Das einzige Ereignis in Deutschland, das in den USA große Schlagzeilen machte,
während ich dort studierte, war das schwere Flugtagunglück auf der Ramstein US
Airbase bei Kaiserslautern im Jahre 1988. Wenn überhaupt jemand mit mir über
mein Heimatland sprechen wollte, dann entweder, weil er einmal dort als Soldat
stationiert gewesen war, oder weil man sich für die deutsche Kultur
interessierte, die in den USA traditionell einen guten Ruf genießt. Die erste
Gruppe vermochte ich gesprächsweise aus dem Stand zu bedienen, und zwar zur
vollsten Zufriedenheit, solange ich bereit war, mir im Gegenzug die typischen
Geschichten über ihre Abenteuer mit »German Frolleins«, den Genuss von »German
beer« oder von »German Schnitzel« und dergleichen anzuhören. Der zweiten Gruppe
gegenüber befand ich mich ein wenig in der Bredouille. Ich war schlicht und
ergreifend nicht in der Lage, qualifizierte Diskussionsbeiträge zu leisten.
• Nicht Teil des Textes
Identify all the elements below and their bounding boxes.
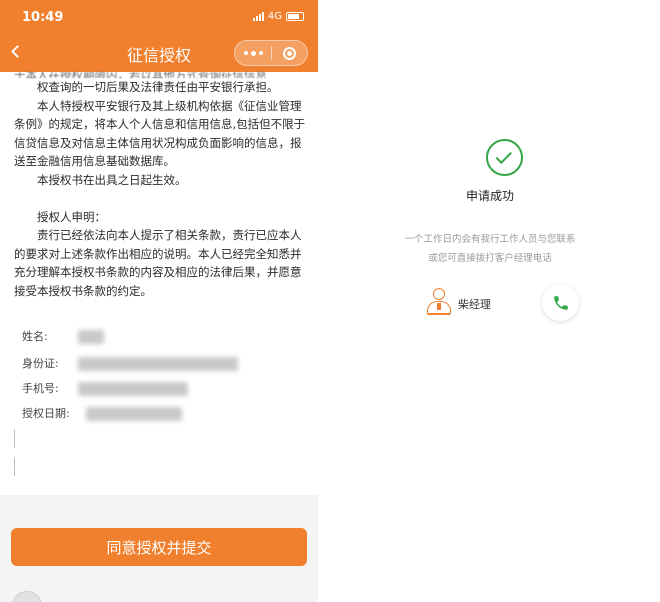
screen: 10:49 4G 征信授权 于本人在授权期限内，若以其他方式查询征信信息 权查询…	[0, 0, 660, 602]
redacted-value	[78, 357, 238, 371]
more-button[interactable]	[235, 41, 271, 65]
declaration-title: 授权人申明：	[37, 209, 106, 224]
call-manager-button[interactable]	[542, 284, 579, 321]
authorization-page: 10:49 4G 征信授权 于本人在授权期限内，若以其他方式查询征信信息 权查询…	[0, 0, 318, 602]
redacted-value	[78, 330, 104, 344]
signal-icon	[252, 12, 264, 21]
field-label: 手机号:	[22, 382, 59, 395]
redacted-value	[86, 407, 182, 421]
field-label: 姓名:	[22, 330, 48, 343]
status-icons: 4G	[252, 11, 304, 22]
date-field: 授权日期:	[22, 405, 70, 421]
network-label: 4G	[267, 11, 282, 22]
authorization-paragraph: 本人特授权平安银行及其上级机构依据《征信业管理条例》的规定，将本人个人信息和信用…	[14, 98, 306, 169]
phone-field: 手机号:	[22, 380, 59, 396]
clipped-line: 于本人在授权期限内，若以其他方式查询征信信息	[14, 72, 308, 78]
field-label: 身份证:	[22, 357, 59, 370]
close-miniapp-button[interactable]	[272, 41, 307, 65]
manager-avatar-icon	[425, 288, 453, 318]
miniapp-capsule	[234, 40, 308, 66]
effective-paragraph: 本授权书在出具之日起生效。	[37, 172, 187, 187]
clipped-paragraph-end: 权查询的一切后果及法律责任由平安银行承担。	[37, 80, 279, 94]
contact-note: 一个工作日内会有我行工作人员与您联系	[404, 234, 576, 245]
field-label: 授权日期:	[22, 407, 70, 420]
call-note: 或您可直接拨打客户经理电话	[428, 253, 552, 264]
success-check-icon	[486, 139, 523, 176]
status-time: 10:49	[22, 10, 64, 25]
redacted-value	[78, 382, 188, 396]
id-field: 身份证:	[22, 355, 59, 371]
success-page: 申请成功 一个工作日内会有我行工作人员与您联系 或您可直接拨打客户经理电话 柴经…	[320, 0, 660, 602]
signature-area	[14, 430, 16, 478]
success-title: 申请成功	[465, 189, 514, 203]
authorization-text: 于本人在授权期限内，若以其他方式查询征信信息 权查询的一切后果及法律责任由平安银…	[14, 72, 308, 301]
manager-name: 柴经理	[458, 298, 491, 311]
declaration-paragraph: 责行已经依法向本人提示了相关条款，责行已应本人的要求对上述条款作出相应的说明。本…	[14, 228, 302, 298]
target-icon	[283, 46, 296, 60]
nav-bar: 10:49 4G 征信授权	[0, 0, 318, 72]
name-field: 姓名:	[22, 328, 48, 344]
phone-icon	[553, 295, 568, 310]
battery-icon	[286, 12, 304, 21]
agree-submit-button[interactable]: 同意授权并提交	[11, 528, 307, 566]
Amerikaner, die sich für den deutschen Expressionismus, die Wiener Klassik, die
Frankfurter Schule oder Literaten wie Bertolt Brecht, Kurt Tucholsky, Thomas
Mann und Günter Grass begeistern, erwarten automatisch, dass man als Deutscher
vorbildlich kunstsinnig ist. Es entbehrt nicht einer gewissen Ironie, dass ich
mich erst während meines Auslandsstudiums, angeregt durch meine amerikanischen
Freunde und Gesprächspartner, mit der Kunst und Literatur meines Heimatlandes
intensiver zu beschäftigen begann.
Mein
Studium führte mir vor Augen, dass politische Geschichte stets im Zusammenhang
mit den Entwicklungen der allgemeinen Geistesgeschichte zu sehen ist und dass
diese in Wechselwirkung mit den ästhetischen und kulturellen Entwicklungen
einer Epoche steht. Ich erkannte, dass meine Schulbildung im Grunde einseitig
geblieben war und dass ich mich nach wie vor um Themen herumdrückte, für die
ich als junger Spund kein spontanes Interesse empfand. Nun, ohne die Gängelung
und den Zwang des Gymnasiums, gewann intellektuelle Neugier die Oberhand.
Verblüffend
war für mich das Deutschlandbild der Amerikaner. Meine Gymnasialzeit fiel in
die um einige Jahrzehnte verspätete, dafür aber umso peniblere
Gewissenserforschung der Deutschen bezüglich ihrer jüngeren Vergangenheit. Die
Pädagogengeneration der 1970er-Jahre, von der ich geprägt wurde, schien uns
über die Gräuel der NS-Zeit nicht nur angemessen aufklären, sondern
diesbezügliche Versäumnisse an den deutschen Schulen, wie sie noch in den
Sechzigerjahren die Regel waren, fast noch überkompensieren zu wollen.